PhD project: Simulation optimisation for the housing of homeless populations
Government bodies around the world are responsible for the housing which ensures that homeless people are not left unsheltered for extended periods of time and have access to good quality accommodation in the long run. To do this, they must balance the urgent requirements for emergency shelter with the long-term need for permanent housing, all within a limited budget.
The flow of people through government homeless care systems can be modelled as as queue. Due to the complexities and instability of such queueing systems, simulation modelling plays a vital role in estimating the societal impact of housing development plans, which we call solutions. Simulation models are good at capturing the complexities of the real-world system but using them to find an optimal solution is difficult because we can only obtain samples from the true distribution of the output of interest, such as the amount of unmet need. This PhD project aims to use novel simulation optimisation (SO) algorithms to find near-optimal solutions in the context of homeless care systems. These algorithms will use the approach of meta-modelling. An analytical model of a simplified version of the homeless care system can be used as a meta-model to quickly evaluate a solution and efficiently guide the search of a SO algorithm.

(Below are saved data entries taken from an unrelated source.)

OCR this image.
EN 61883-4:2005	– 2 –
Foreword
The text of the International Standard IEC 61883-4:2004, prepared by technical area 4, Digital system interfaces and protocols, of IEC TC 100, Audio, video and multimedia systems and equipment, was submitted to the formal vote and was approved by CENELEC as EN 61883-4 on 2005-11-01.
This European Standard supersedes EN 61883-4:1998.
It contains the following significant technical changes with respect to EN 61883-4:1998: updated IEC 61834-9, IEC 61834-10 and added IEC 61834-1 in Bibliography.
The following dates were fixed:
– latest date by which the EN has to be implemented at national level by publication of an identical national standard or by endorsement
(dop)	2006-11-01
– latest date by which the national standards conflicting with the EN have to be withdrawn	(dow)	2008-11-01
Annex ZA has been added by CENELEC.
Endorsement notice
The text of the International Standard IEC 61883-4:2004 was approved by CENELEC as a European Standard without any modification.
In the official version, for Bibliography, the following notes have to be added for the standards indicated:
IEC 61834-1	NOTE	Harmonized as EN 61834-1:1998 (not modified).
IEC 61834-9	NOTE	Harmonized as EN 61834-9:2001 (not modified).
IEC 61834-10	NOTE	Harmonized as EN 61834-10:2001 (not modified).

The input models for the simulation will rely on forecasts for future homelessness which are highly uncertain. This uncertainty in the input models propagates through to the simulation output and is known as input uncertainty. The challenge in this research is to appropriately consider the impact of this input uncertainty on the simulation output and on the optimisation results. A further challenge is the fact that housing development plans are typically revisited. This adds a dynamic element to the decision-making processes which is rarely considered in the context of simulation optimisation.